4 L’intimée a présenté une motion visant à obtenir un jugement sommaire pour le motif que la demande de l’appelante était prescrite en vertu du par. 281(5) de la Loi sur les assurances, qui prévoit que toute instance devant un tribunal ou toute procédure d’arbitrage à l’égard d’indemnités d’accident légales doit être engagée dans les deux ans qui suivent le « moment où l’assureur refuse de payer l’indemnité demandée ». Le 23 juin 1999, le juge MacKinnon de la Cour supérieure de justice a accueilli cette motion et a rejeté l’action de l’appelante. La Cour d’appel de l’Ontario a rejeté, à la majorité, l’appel de l’appelante le 21 février 2000.
III. Les dispositions législatives pertinentes
5 Loi sur les assurances, L.R.O. 1990, ch. I.8
281. (1) Sous réserve du paragraphe (2) :
a) la personne assurée peut introduire une instance devant un tribunal compétent;
. . .
(5) Les mesures permises par le paragraphe (1) doivent être prises dans les deux ans qui suivent le moment où l’assureur refuse de payer l’indemnité demandée ou dans le délai plus long que prévoit l’Annexe sur les indemnités d’accident légales.

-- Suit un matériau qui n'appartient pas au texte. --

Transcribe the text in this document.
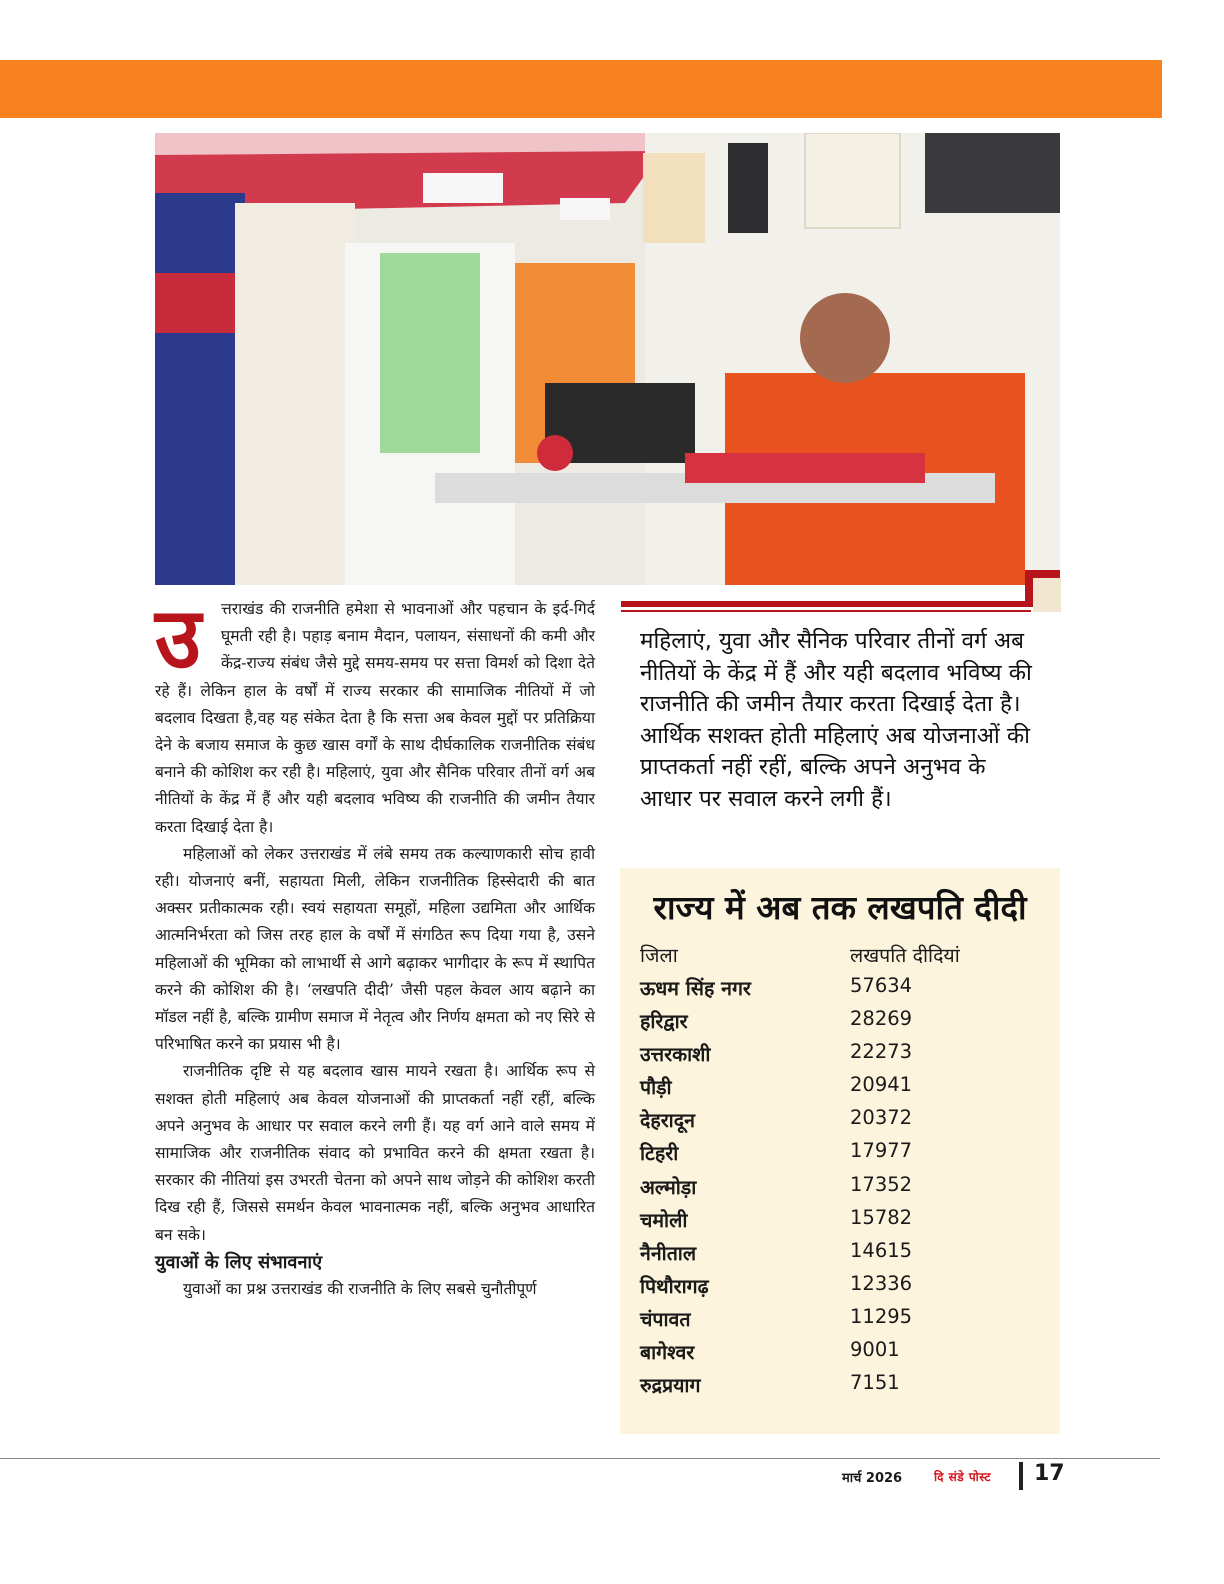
उ	त्तराखंड की राजनीति हमेशा से भावनाओं और पहचान के इर्द-गिर्द घूमती रही है। पहाड़ बनाम मैदान, पलायन, संसाधनों की कमी और केंद्र-राज्य संबंध जैसे मुद्दे समय-समय पर सत्ता विमर्श को दिशा देते रहे हैं। लेकिन हाल के वर्षों में राज्य सरकार की सामाजिक नीतियों में जो बदलाव दिखता है,वह यह संकेत देता है कि सत्ता अब केवल मुद्दों पर प्रतिक्रिया देने के बजाय समाज के कुछ खास वर्गों के साथ दीर्घकालिक राजनीतिक संबंध बनाने की कोशिश कर रही है। महिलाएं, युवा और सैनिक परिवार तीनों वर्ग अब नीतियों के केंद्र में हैं और यही बदलाव भविष्य की राजनीति की जमीन तैयार करता दिखाई देता है।

महिलाओं को लेकर उत्तराखंड में लंबे समय तक कल्याणकारी सोच हावी रही। योजनाएं बनीं, सहायता मिली, लेकिन राजनीतिक हिस्सेदारी की बात अक्सर प्रतीकात्मक रही। स्वयं सहायता समूहों, महिला उद्यमिता और आर्थिक आत्मनिर्भरता को जिस तरह हाल के वर्षों में संगठित रूप दिया गया है, उसने महिलाओं की भूमिका को लाभार्थी से आगे बढ़ाकर भागीदार के रूप में स्थापित करने की कोशिश की है। ‘लखपति दीदी’ जैसी पहल केवल आय बढ़ाने का मॉडल नहीं है, बल्कि ग्रामीण समाज में नेतृत्व और निर्णय क्षमता को नए सिरे से परिभाषित करने का प्रयास भी है।

राजनीतिक दृष्टि से यह बदलाव खास मायने रखता है। आर्थिक रूप से सशक्त होती महिलाएं अब केवल योजनाओं की प्राप्तकर्ता नहीं रहीं, बल्कि अपने अनुभव के आधार पर सवाल करने लगी हैं। यह वर्ग आने वाले समय में सामाजिक और राजनीतिक संवाद को प्रभावित करने की क्षमता रखता है। सरकार की नीतियां इस उभरती चेतना को अपने साथ जोड़ने की कोशिश करती दिख रही हैं, जिससे समर्थन केवल भावनात्मक नहीं, बल्कि अनुभव आधारित बन सके।

युवाओं के लिए संभावनाएं

युवाओं का प्रश्न उत्तराखंड की राजनीति के लिए सबसे चुनौतीपूर्ण

महिलाएं, युवा और सैनिक परिवार तीनों वर्ग अब नीतियों के केंद्र में हैं और यही बदलाव भविष्य की राजनीति की जमीन तैयार करता दिखाई देता है। आर्थिक सशक्त होती महिलाएं अब योजनाओं की प्राप्तकर्ता नहीं रहीं, बल्कि अपने अनुभव के आधार पर सवाल करने लगी हैं।
राज्य में अब तक लखपति दीदी
जिला	लखपति दीदियां
ऊधम सिंह नगर	57634
हरिद्वार	28269
उत्तरकाशी	22273
पौड़ी	20941
देहरादून	20372
टिहरी	17977
अल्मोड़ा	17352
चमोली	15782
नैनीताल	14615
पिथौरागढ़	12336
चंपावत	11295
बागेश्वर	9001
रुद्रप्रयाग	7151
मार्च 2026	दि संडे पोस्ट 17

Annexe sur les indemnités d’accident légales — accidents survenus après le 31 décembre 1993 mais avant le 1er novembre 1996, règl. de l’Ont. 776/93
62. . . .
(7) Lorsqu’une indemnité hebdomadaire est initialement payée aux termes de la partie II, de l’article 15 ou de la partie IV ou V, ou en cas de modification du montant de l’indemnité hebdomadaire, l’assureur fournit à la personne assurée des explications écrites sur la façon dont le montant de l’indemnité hebdomadaire a été déterminé.
(8) L’assureur qui refuse de verser des indemnités hebdomadaires visées à la partie II, à l’article 15, à la partie IV ou à la partie V donne à la personne assurée un avis précisant les motifs du refus :
a) dans les 14 jours qui suivent la réception de la demande d’indemnités, si le refus survient avant l’approbation de la demande;
b) au plus tard le jour où il aurait versé l’indemnité hebdomadaire suivante, si le refus survient après l’approbation de la demande.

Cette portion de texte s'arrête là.